ZP3 induced an increase in tyrosine phosphorylation of sperm proteins (72,75,77). A major tyrosine phosphorylated protein in mammalian spermatozoa was 95-97 kDa (72-76). This protein appears to undergo autophosphorylation during capacitation and in response to inducers of AR such as ZP3 (72,75) and progesterone (74,76,164). In addition to the 95 kDa receptor protein for ZP3 (75) other sperm binding proteins have been characterized. These include galactosyltransferase (165) and sp56 (166-167) in the mouse, and the FA-1 antigen in the human (168). The inhibitors of tyrosine kinase, genistein and Tyrphostin 47, block ZP3-induced AR (77). Moreover, the tyrosine kinase inhibitor, tyrphostin A48, and pertussis toxin, both inhibit the ZP3-induced calcium influx in the mouse spermatozoa (169). Using a similar pharmacological approach, Tesarik et al. (76) and Luconi et al. (74) showed involvement of tyrosine kinases in the progesterone-mediated acrosome reaction. Activation of tyrosine kinase seems to be involved in the plateau phase of increase in the amount of intracellular Ca²⁺ in response to progesterone (170-171) (Fig. 4).

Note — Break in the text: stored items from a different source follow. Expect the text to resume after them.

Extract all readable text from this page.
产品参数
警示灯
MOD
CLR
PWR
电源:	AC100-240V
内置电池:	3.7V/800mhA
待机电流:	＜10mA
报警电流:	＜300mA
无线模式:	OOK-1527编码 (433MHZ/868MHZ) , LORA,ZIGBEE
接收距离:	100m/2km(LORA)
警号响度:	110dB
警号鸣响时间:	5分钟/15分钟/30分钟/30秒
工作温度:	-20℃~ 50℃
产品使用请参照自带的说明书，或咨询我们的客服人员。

Figure 4. Diagram illustrating the main signaling pathways so far described to be involved in the process of acrosome reaction in response to zona protein 3 (ZP3). Following interaction with the agonist, aggregation of receptors for ZP3 (ZRK) induces TK activation (which increases protein tyrosine phosphorylation) and autophosphorylation of the receptor. A guanine nucleotide binding protein (G protein) transduces the signal interacting with membrane-bound enzymes like phospholipase C (PLC) and adenylate cyclase (AC). Activation of these two enzymes leads to increased generation of the second messengers cyclic adenosine monophosphate (cAMP), inositol trisphosphate (IP3) and diacylglycerol (DAG). A consequence of the increase of second messengers is the activation of protein kinases such as cAMP-dependent kinase (PKA) and Ca²⁺ and phospholipid-dependent kinase (PKC) with increased protein phosphorylation. cAMP-dependent influx of sodium (Na⁺) has been reported. IP3 may increase intracellular Ca²⁺ by liberation of the ion from intracellular Ca²⁺ stores (not demonstrated in sperm). The increase of intracellular Ca²⁺ consequent to activation of ZP3 receptors is completely due to influx from the extracellular medium, is dependent on activation of G proteins, involves voltage-dependent Ca²⁺ channels and is accompanied by an efflux of H⁺ which determines a rise of intracellular pH (pH_i). Partial dependence of Ca²⁺-influx from TK activation has been reported. Ca²⁺-dependent activation of phospholipase A 2 (PLA2) and phospholipase D (PLD) [with increased generation of other second messengers as arachidonic acid (AA), lyso-phosphatidylcholine (LC) and phosphatidic acid (PA) from membrane phospholipids (Phlp)] have also been described to occur during acrosome reaction.

Reactive oxygen species may be involved in the regulation of tyrosine phosphorylation in human spermatozoa (89-90). It has been suggested that the increase in tyrosine kinase activity by free radical during capacitation in human spermatozoa improves the response of human spermatozoa to progesterone stimulation (90).